Maria Olenewa firma grandes parcerias, como a de Serge Lifar, com quem coreografa espetáculos de balé e de ópera. A vinda dele ao Brasil, em 1934, para a temporada lírica do Theatro Municipal, é importante na formação do grupo de bailarinos da agora Escola de Danças Clássicas, que tem a oportunidade de conviver com um dos artistas mais reconhecidos da época. A participação de alunos em montagens daquela temporada, com destaque L’Après-Midi d’un Faune, com o próprio Lifar, é um momento ímpar da Escola. Em 1939, a presença de Veltchek em uma temporada bem-sucedida também cria perspectivas para os jovens talentos. Tais parcerias funcionam como contraponto para as críticas e dirigidas à Escola, evidenciando que é necessário mais investimento público em formação de bailarinos.
Em 1937, com a promoção da aluna Madeleine Rosay (1924-1996) à primeira-bailarina do Theatro Municipal do Rio de Janeiro, concretiza-se o ideal de Olenewa: tornar a Escola de Danças Clássicas um celeiro para o Corpo de Baile. Madeleine é a primeira brasileira a receber esse título, confirmando a importância da formação em dança. Assim como no Brasil, a presença de Maria Olenewa na Argentina é significativa para a dança clássica. Tanto em Buenos Aires quanto no Rio de Janeiro e em São Paulo, ela tem atuação importante para desvincular o balé da ópera. Consegue isso ao lutar pelo reconhecimento da dança como arte independente e contra o preconceito das famílias dos profissionais que escolhem esse ofício.
Maria Olenewa recebe muitas homenagens póstumas. Em 1983, a Escola de Danças Clássicas do Theatro Municipal passa a se chamar Escola Estadual de Dança Maria Olenewa, em reconhecimento à artista que dá ao Brasil um bailado próprio e, com seus alunos, cria um ambiente propício ao ensino da dança no país.
Notas
1. FARO, Antonio José. . Rio de Janeiro: Fundacen, 1988. p. 28.

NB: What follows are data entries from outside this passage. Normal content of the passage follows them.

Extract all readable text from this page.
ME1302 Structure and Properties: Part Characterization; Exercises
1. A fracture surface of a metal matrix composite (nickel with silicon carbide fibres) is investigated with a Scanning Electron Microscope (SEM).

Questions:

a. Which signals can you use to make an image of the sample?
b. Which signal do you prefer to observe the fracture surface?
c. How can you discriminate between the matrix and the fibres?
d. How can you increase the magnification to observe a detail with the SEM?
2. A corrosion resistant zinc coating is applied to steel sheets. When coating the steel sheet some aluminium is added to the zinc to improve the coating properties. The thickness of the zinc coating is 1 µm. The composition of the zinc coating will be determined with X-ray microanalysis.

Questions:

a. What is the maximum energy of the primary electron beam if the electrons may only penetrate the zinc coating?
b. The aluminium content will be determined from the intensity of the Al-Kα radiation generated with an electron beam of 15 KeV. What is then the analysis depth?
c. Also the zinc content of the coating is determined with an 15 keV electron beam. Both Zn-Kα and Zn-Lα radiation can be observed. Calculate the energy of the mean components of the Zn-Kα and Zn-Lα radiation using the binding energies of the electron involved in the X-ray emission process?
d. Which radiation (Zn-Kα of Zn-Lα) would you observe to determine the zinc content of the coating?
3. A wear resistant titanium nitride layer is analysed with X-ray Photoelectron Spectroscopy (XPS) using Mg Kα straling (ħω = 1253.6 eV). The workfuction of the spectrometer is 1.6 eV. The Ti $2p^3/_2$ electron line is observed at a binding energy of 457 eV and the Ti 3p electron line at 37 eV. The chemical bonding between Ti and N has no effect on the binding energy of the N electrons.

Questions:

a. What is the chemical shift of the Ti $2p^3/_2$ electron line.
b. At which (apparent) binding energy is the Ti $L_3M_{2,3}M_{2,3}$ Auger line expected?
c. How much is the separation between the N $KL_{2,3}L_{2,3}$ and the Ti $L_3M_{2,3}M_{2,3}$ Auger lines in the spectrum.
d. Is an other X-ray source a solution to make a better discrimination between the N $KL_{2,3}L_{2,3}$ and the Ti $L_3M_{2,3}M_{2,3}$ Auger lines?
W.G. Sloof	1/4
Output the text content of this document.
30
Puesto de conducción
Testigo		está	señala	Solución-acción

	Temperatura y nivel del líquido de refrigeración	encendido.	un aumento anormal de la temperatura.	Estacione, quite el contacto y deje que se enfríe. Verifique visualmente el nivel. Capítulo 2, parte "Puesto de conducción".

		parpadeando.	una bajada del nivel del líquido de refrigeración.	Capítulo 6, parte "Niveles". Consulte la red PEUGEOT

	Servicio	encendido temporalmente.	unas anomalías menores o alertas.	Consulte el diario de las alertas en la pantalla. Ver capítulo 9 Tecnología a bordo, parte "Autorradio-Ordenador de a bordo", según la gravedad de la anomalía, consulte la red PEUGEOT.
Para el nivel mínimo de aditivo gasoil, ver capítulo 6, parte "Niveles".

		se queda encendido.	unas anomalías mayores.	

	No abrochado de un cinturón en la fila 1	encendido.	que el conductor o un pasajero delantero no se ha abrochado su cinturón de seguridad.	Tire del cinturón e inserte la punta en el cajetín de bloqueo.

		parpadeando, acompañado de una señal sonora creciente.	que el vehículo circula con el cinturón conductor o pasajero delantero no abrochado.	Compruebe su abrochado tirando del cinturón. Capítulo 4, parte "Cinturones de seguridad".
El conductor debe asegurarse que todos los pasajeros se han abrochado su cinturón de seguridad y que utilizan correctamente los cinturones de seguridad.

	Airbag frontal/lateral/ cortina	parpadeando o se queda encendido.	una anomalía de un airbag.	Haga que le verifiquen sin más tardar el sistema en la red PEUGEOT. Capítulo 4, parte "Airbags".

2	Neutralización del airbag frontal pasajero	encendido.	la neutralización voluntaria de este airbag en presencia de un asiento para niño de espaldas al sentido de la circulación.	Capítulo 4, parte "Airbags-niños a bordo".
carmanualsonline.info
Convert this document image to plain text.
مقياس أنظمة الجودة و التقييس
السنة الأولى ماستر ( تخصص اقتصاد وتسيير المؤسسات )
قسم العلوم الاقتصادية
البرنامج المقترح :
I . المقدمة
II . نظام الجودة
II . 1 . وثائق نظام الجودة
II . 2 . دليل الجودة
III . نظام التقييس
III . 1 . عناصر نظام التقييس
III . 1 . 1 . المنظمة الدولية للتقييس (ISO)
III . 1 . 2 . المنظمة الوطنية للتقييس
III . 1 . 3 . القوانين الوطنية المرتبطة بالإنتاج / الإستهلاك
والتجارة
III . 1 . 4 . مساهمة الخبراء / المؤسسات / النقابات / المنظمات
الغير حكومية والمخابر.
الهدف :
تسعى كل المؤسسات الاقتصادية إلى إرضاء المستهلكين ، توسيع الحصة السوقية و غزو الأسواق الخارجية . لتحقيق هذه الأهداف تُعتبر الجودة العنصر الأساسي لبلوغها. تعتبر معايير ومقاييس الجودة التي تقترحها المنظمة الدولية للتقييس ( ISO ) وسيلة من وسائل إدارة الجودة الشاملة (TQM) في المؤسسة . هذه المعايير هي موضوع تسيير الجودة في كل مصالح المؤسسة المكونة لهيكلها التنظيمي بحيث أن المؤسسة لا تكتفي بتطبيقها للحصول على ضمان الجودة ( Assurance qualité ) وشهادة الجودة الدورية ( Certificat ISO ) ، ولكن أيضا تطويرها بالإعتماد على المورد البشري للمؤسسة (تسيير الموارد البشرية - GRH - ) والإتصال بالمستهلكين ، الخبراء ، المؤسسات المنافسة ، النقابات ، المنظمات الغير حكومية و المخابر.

2. SUCENA, Eduardo. A Dança teatral no Brasil. Rio de Janeiro: Ministério da Cultura: Fundação Nacional de Artes Cênicas, 1989. p. 150.
3. OLENEWA, Maria apud PAVLOVA, Adriana. Maria Olenewa: a sacerdotisa do ritmo. Rio de Janeiro: Funarte: FundaçãoTheatro Municipal do Rio de Janeiro, 2001.
Espetáculos 2
Fontes de pesquisa 6
- CAMINADA, Eliana. Escola Estadual de Danças Maria Olenewa. Blog da Caminada. Disponível em: http://blogdacaminada.wordpress.com/2012/05/02/248/. Acesso em: 20 jan. 2020
- FARO, Antonio José. A dança no Brasil e seus construtores. Rio de Janeiro: Fundação Nacional de Artes Cênicas, 1988.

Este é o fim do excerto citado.